Intel Shows 48-Core x86 Processor 366
Vigile writes "Intel unveiled a completely new processor design today the company is dubbing the 'Single-chip Cloud Computer' (but was previously codenamed Bangalore). Justin Rattner, the company's CTO, discussed the new product at a press event in Santa Clara and revealed some interesting information about the goals and design of the new CPU. While terascale processing has been discussed for some time, this new CPU is the first to integrate full IA x86 cores rather than simple floating point units. The 48 cores are set 2 to a 'tile' and each tile communicates with others via a 2D mesh network capable of 256 GB/s rather than a large cache structure. "
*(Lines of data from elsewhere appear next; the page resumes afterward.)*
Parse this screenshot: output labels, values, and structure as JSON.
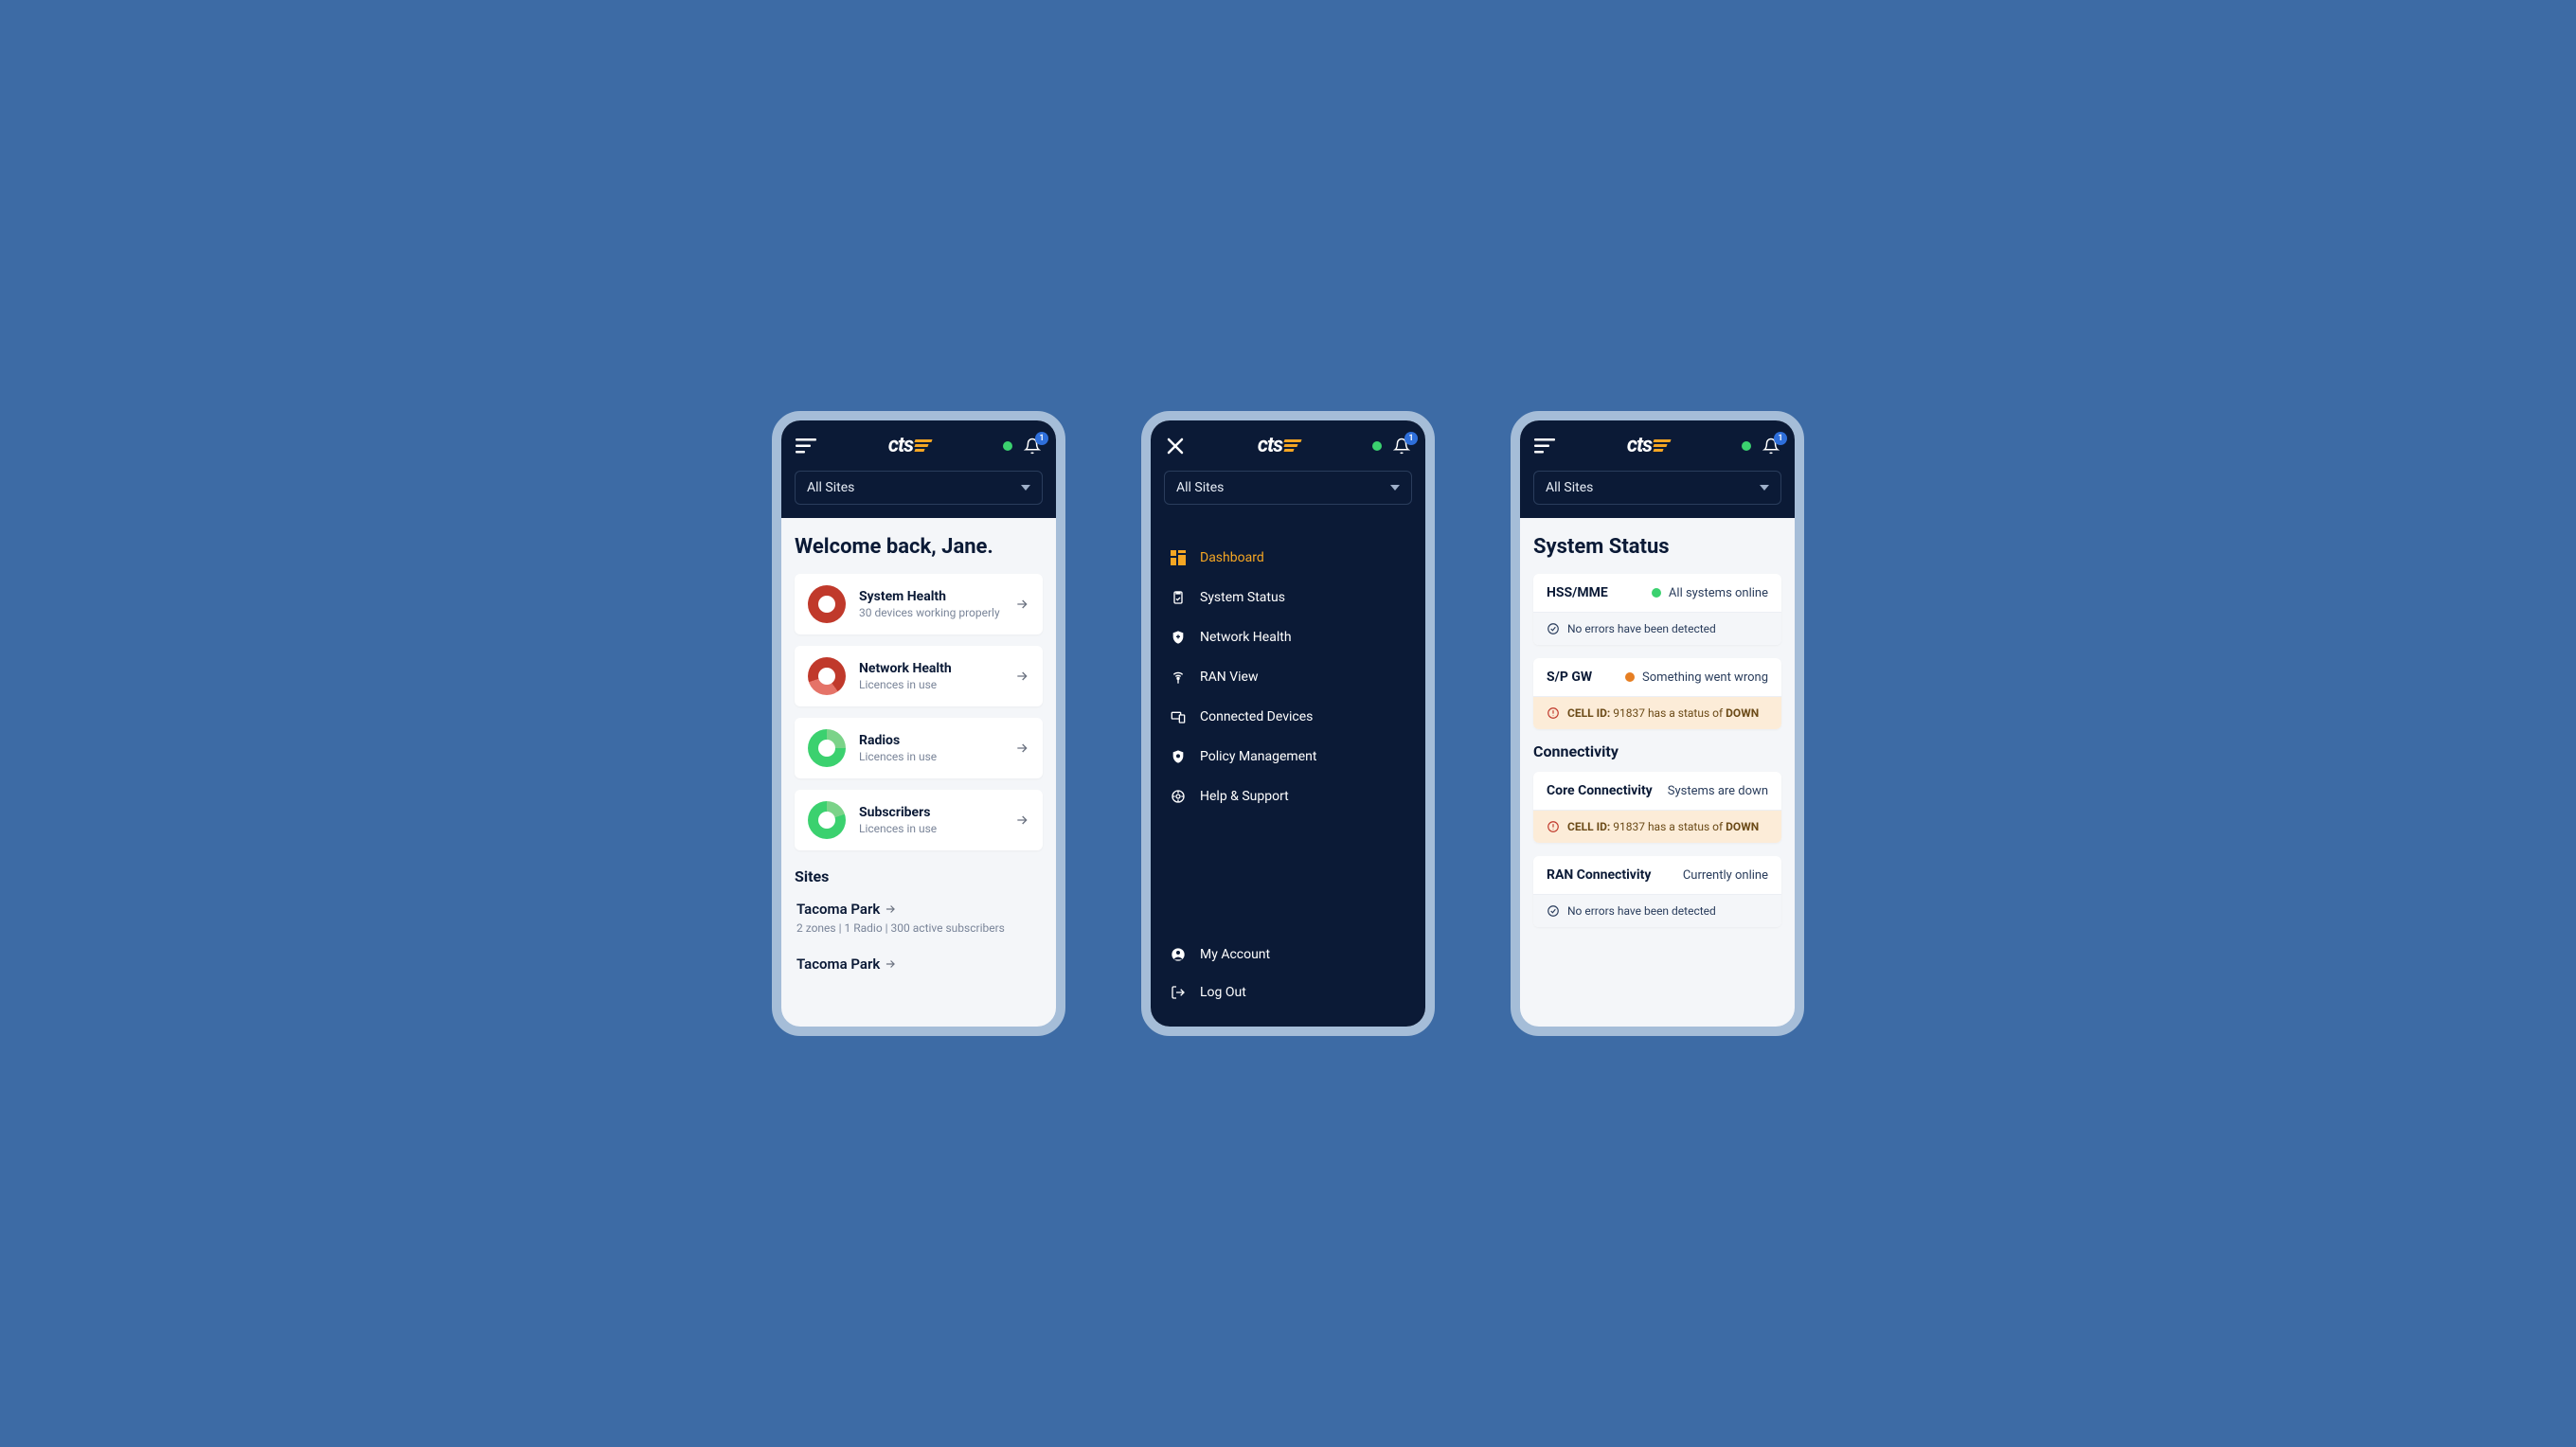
{
  "brand": "cts",
  "notification_count": "1",
  "site_select": {
    "label": "All Sites"
  },
  "dashboard": {
    "welcome": "Welcome back, Jane.",
    "cards": [
      {
        "title": "System Health",
        "sub": "30 devices working properly"
      },
      {
        "title": "Network Health",
        "sub": "Licences in use"
      },
      {
        "title": "Radios",
        "sub": "Licences in use"
      },
      {
        "title": "Subscribers",
        "sub": "Licences in use"
      }
    ],
    "sites_heading": "Sites",
    "sites": [
      {
        "name": "Tacoma Park",
        "sub": "2 zones  | 1 Radio  |  300 active subscribers"
      },
      {
        "name": "Tacoma Park",
        "sub": ""
      }
    ]
  },
  "nav": {
    "items": [
      {
        "label": "Dashboard"
      },
      {
        "label": "System Status"
      },
      {
        "label": "Network Health"
      },
      {
        "label": "RAN View"
      },
      {
        "label": "Connected Devices"
      },
      {
        "label": "Policy Management"
      },
      {
        "label": "Help & Support"
      }
    ],
    "bottom": [
      {
        "label": "My Account"
      },
      {
        "label": "Log Out"
      }
    ]
  },
  "status": {
    "title": "System Status",
    "groups": [
      {
        "name": "HSS/MME",
        "right": "All systems online",
        "color": "green",
        "bar": {
          "type": "ok",
          "text": "No errors have been detected"
        }
      },
      {
        "name": "S/P GW",
        "right": "Something went wrong",
        "color": "orange",
        "bar": {
          "type": "warn",
          "label": "CELL ID:",
          "text": "91837 has a status of",
          "bold": "DOWN"
        }
      }
    ],
    "connectivity_heading": "Connectivity",
    "connectivity": [
      {
        "name": "Core Connectivity",
        "right": "Systems are down",
        "bar": {
          "type": "warn",
          "label": "CELL ID:",
          "text": "91837 has a status of",
          "bold": "DOWN"
        }
      },
      {
        "name": "RAN Connectivity",
        "right": "Currently online",
        "bar": {
          "type": "ok",
          "text": "No errors have been detected"
        }
      }
    ]
  }
}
Re:Code Name is Offensive (Score:2, Informative)
there are pumas in the American west and in Florida, they are just called Mountain Lions or Cougars or Floida Panthers. same thing.
Re:So ... (Score:2, Informative)
Sun HAS a 64 thread processor: UltraSPARC T2 (Score:4, Informative)
More info at:
http://www.sun.com/processors/UltraSPARC-T2/specs.xml [sun.com]
That's nothing, how about 64 cores for $435? (Score:1, Informative)
Here's the Wired story.
http://www.wired.com/gadgetlab/2007/08/64-core-chips-a/
Re:Advantages over just adding more FPUs? (Score:4, Informative)
Re:Codenames (Score:5, Informative)
Why can companies not come up with decent code names. For instance, this would be the perfect case for it being codenamed "Beowulf".
They're using geographical names (cities, places, lakes, rivers) to avoid having to register the codename as a trademark. Geographical names can't be trademarked so no one will use your codename for his trademark.
Re:Windows 12 (Score:5, Informative)
It is most often required because resources are normally not 'atomic.' For instance, a string in memory is made up of many machine words and a CPU cannot read or write multiple machine word values in one operation. The danger is that while one CPU is writing to such a non-atomic collection of values, another might be trying to read from (or write to) it.. creating a situation where that second process reads part of the old data and part of the new data (essentially garbage data.)
So the idea of a MUTEX is born, in which an atomic value is leveraged to allow a thread to reserve such resources, signaling others (if they respect the MUTEX as well) to wait their turn.
Re:Advantages over just adding more FPUs? (Score:3, Informative)
Multiple channels and overlapped memory access? The hardware does it automatically. No need to program anything different (well, I guess there is BIOS code somewhere that configures all the channels and bank information - but most people shouldn't see that).
Now, programming a 48 core FPU monster? That is a much harder problem!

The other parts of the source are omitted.